Much like relationships that we need to work on, it was easier to coast along with the laminated outdated kitchen, which also did not have enough room for all the good things I wanted to put in it.
Even though there were features of the kitchen I didn't care for, I was accustomed to it.
Sometimes I would envision a new kitchen, and superimpose the images of that new kitchen onto my old kitchen. That exercise made me feel both better and worse. Better because I could see it was a realistic goal, worse because I doubted it would ever happen. Things just weren't quite right in my life to start a remodeling job. But the laminate covering the wall really irritated me. In fact, I knew there was a window behind the laminate that had been completely covered up. Knowing that a lot more light could enter the kitchen made me feel hopeful. But I'd have to tear down some walls to see it. Break some things, crack some things open.

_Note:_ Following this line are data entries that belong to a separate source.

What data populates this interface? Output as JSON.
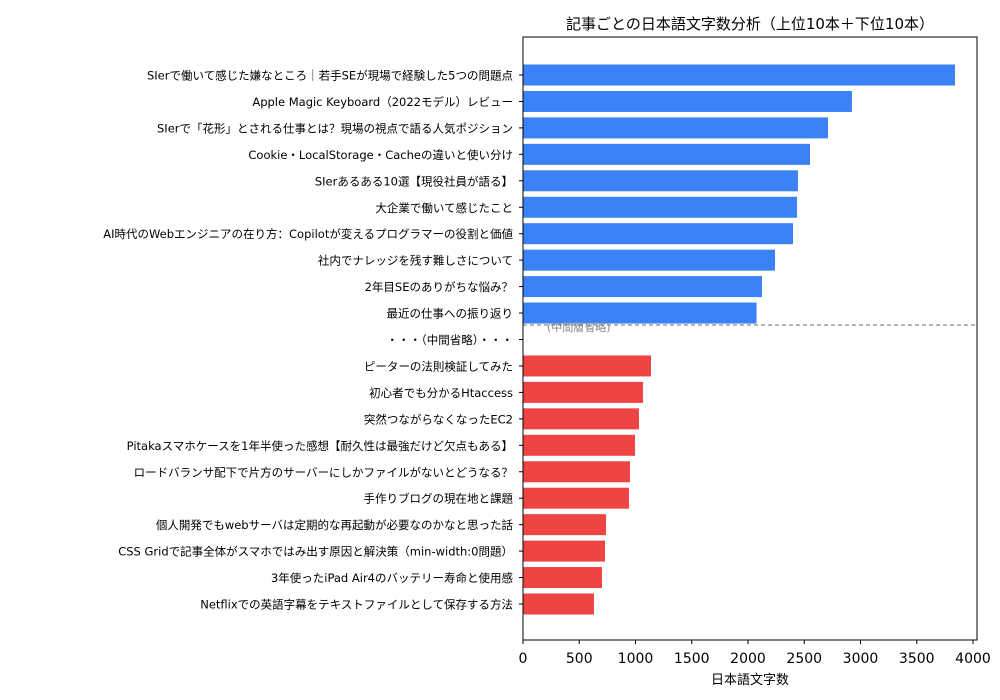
{
  "chart_data": {
    "type": "bar",
    "orientation": "horizontal",
    "title": "記事ごとの日本語文字数分析（上位10本＋下位10本）",
    "xlabel": "日本語文字数",
    "ylabel": "",
    "xlim": [
      0,
      4050
    ],
    "xticks": [
      0,
      500,
      1000,
      1500,
      2000,
      2500,
      3000,
      3500,
      4000
    ],
    "grid": false,
    "separator_label": "・・・（中間省略）・・・",
    "separator_annotation": "(中間層省略)",
    "colors": {
      "top": "#3b82f6",
      "bottom": "#ef4444",
      "separator": "#888888"
    },
    "series": [
      {
        "group": "top",
        "categories": [
          "SIerで働いて感じた嫌なところ｜若手SEが現場で経験した5つの問題点",
          "Apple Magic Keyboard（2022モデル）レビュー",
          "SIerで「花形」とされる仕事とは？現場の視点で語る人気ポジション",
          "Cookie・LocalStorage・Cacheの違いと使い分け",
          "SIerあるある10選【現役社員が語る】",
          "大企業で働いて感じたこと",
          "AI時代のWebエンジニアの在り方：Copilotが変えるプログラマーの役割と価値",
          "社内でナレッジを残す難しさについて",
          "2年目SEのありがちな悩み？",
          "最近の仕事への振り返り"
        ],
        "values": [
          3840,
          2924,
          2711,
          2551,
          2444,
          2436,
          2400,
          2240,
          2124,
          2076
        ]
      },
      {
        "group": "bottom",
        "categories": [
          "ピーターの法則検証してみた",
          "初心者でも分かるHtaccess",
          "突然つながらなくなったEC2",
          "Pitakaスマホケースを1年半使った感想【耐久性は最強だけど欠点もある】",
          "ロードバランサ配下で片方のサーバーにしかファイルがないとどうなる？",
          "手作りブログの現在地と課題",
          "個人開発でもwebサーバは定期的な再起動が必要なのかなと思った話",
          "CSS Gridで記事全体がスマホではみ出す原因と解決策（min-width:0問題）",
          "3年使ったiPad Air4のバッテリー寿命と使用感",
          "Netflixでの英語字幕をテキストファイルとして保存する方法"
        ],
        "values": [
          1138,
          1067,
          1031,
          996,
          951,
          942,
          738,
          729,
          702,
          631
        ]
      }
    ]
  }
}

A Buddhist slogan is "Abandon any hope of fruition." I was introduced to this slogan in Pema Chodron's book Comfortable with Uncertainty. This slogan about letting go of hope really threw me. I thought hope was good. Hope is good, right? In Lesson 77, Pema discusses the unskillful use of hope to escape the present moment. Using hope when we feel the present moment isn't good enough, or the present thing is lacking. It makes us unhappy with what we have and who we are in the present moment.

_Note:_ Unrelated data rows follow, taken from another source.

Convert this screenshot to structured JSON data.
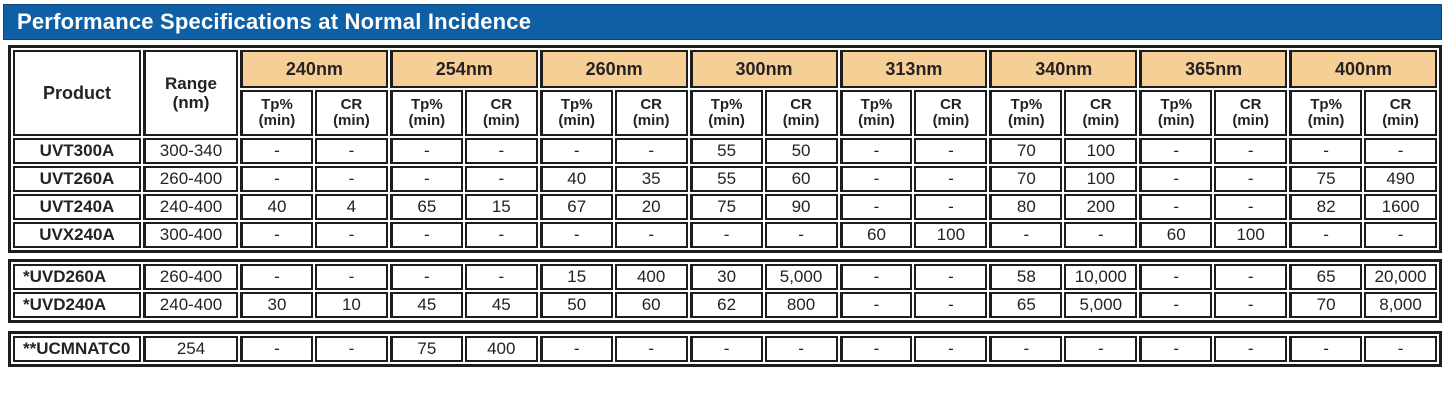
{
  "title": "Performance Specifications at Normal Incidence",
  "colors": {
    "title_bg": "#0e5fa4",
    "title_text": "#ffffff",
    "wavelength_header_bg": "#f6cf97",
    "border": "#1d1d1e",
    "text": "#262223"
  },
  "header": {
    "product_label": "Product",
    "range_line1": "Range",
    "range_line2": "(nm)",
    "wavelengths": [
      "240nm",
      "254nm",
      "260nm",
      "300nm",
      "313nm",
      "340nm",
      "365nm",
      "400nm"
    ],
    "sub_tp": "Tp%",
    "sub_cr": "CR",
    "sub_min": "(min)"
  },
  "groups": [
    {
      "rows": [
        {
          "product": "UVT300A",
          "range": "300-340",
          "values": [
            "-",
            "-",
            "-",
            "-",
            "-",
            "-",
            "55",
            "50",
            "-",
            "-",
            "70",
            "100",
            "-",
            "-",
            "-",
            "-"
          ]
        },
        {
          "product": "UVT260A",
          "range": "260-400",
          "values": [
            "-",
            "-",
            "-",
            "-",
            "40",
            "35",
            "55",
            "60",
            "-",
            "-",
            "70",
            "100",
            "-",
            "-",
            "75",
            "490"
          ]
        },
        {
          "product": "UVT240A",
          "range": "240-400",
          "values": [
            "40",
            "4",
            "65",
            "15",
            "67",
            "20",
            "75",
            "90",
            "-",
            "-",
            "80",
            "200",
            "-",
            "-",
            "82",
            "1600"
          ]
        },
        {
          "product": "UVX240A",
          "range": "300-400",
          "values": [
            "-",
            "-",
            "-",
            "-",
            "-",
            "-",
            "-",
            "-",
            "60",
            "100",
            "-",
            "-",
            "60",
            "100",
            "-",
            "-"
          ]
        }
      ]
    },
    {
      "rows": [
        {
          "product": "*UVD260A",
          "range": "260-400",
          "values": [
            "-",
            "-",
            "-",
            "-",
            "15",
            "400",
            "30",
            "5,000",
            "-",
            "-",
            "58",
            "10,000",
            "-",
            "-",
            "65",
            "20,000"
          ]
        },
        {
          "product": "*UVD240A",
          "range": "240-400",
          "values": [
            "30",
            "10",
            "45",
            "45",
            "50",
            "60",
            "62",
            "800",
            "-",
            "-",
            "65",
            "5,000",
            "-",
            "-",
            "70",
            "8,000"
          ]
        }
      ]
    },
    {
      "rows": [
        {
          "product": "**UCMNATC0",
          "range": "254",
          "values": [
            "-",
            "-",
            "75",
            "400",
            "-",
            "-",
            "-",
            "-",
            "-",
            "-",
            "-",
            "-",
            "-",
            "-",
            "-",
            "-"
          ]
        }
      ]
    }
  ]
}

I thought, "Well, what if what I have in the present moment isn't very good?"
This slogan doesn't mean that I need to suffer. In the present moment if I hold my hand to a hot stove it will be unpleasant. Should I hope that it will end? Of course. But the point of the slogan is to not put my hand on the hot stove in the first place. When I stop creating and allowing pain and suffering in my life I don't need to hang on so ferociously to hope that things will change. My hand isn't on the hot stove. I'm pretty OK with where I am.
When I was unexpectedly terminated from my job after 21 years, I was devastated. A great part of my identity was tied up in my career. With the institution I worked for, what I did, where I traveled. I made a lot of sacrifices for the institution during those 21 years. Missed a lot of family time, sometimes worked 60 or 70 hour weeks. I was credited with bringing millions of dollars in research funding to the institution. For a time, I was appreciated. The appreciation and respect from others made me feel good about myself.
Then the senior administration at the institution changed. The new folks didn't know who I was and didn't care. They made drastic changes in the way funds were used, which I pointed out (several times) were not in keeping with the rules of the contract. I knew the contract better than anyone. I was queen of this universe, and felt that no one should step in and tell me how to run things. Then I discovered serious scientific misconduct which I reported. A few days after confronting my supervisor, I was called into a meeting and fired. Viciously fired. Banned from the institution. Not given my retirement benefits. Yet they admitted it had nothing to do with my performance, which had been consistently rated as outstanding. I was blacklisted within my profession and could no longer obtain employment.
Then I sustained a life-changing injury to my ankle, and my marriage of 32 years ended. My world fell apart and I had no hope. There was nothing to do but keep moving, one day at a time.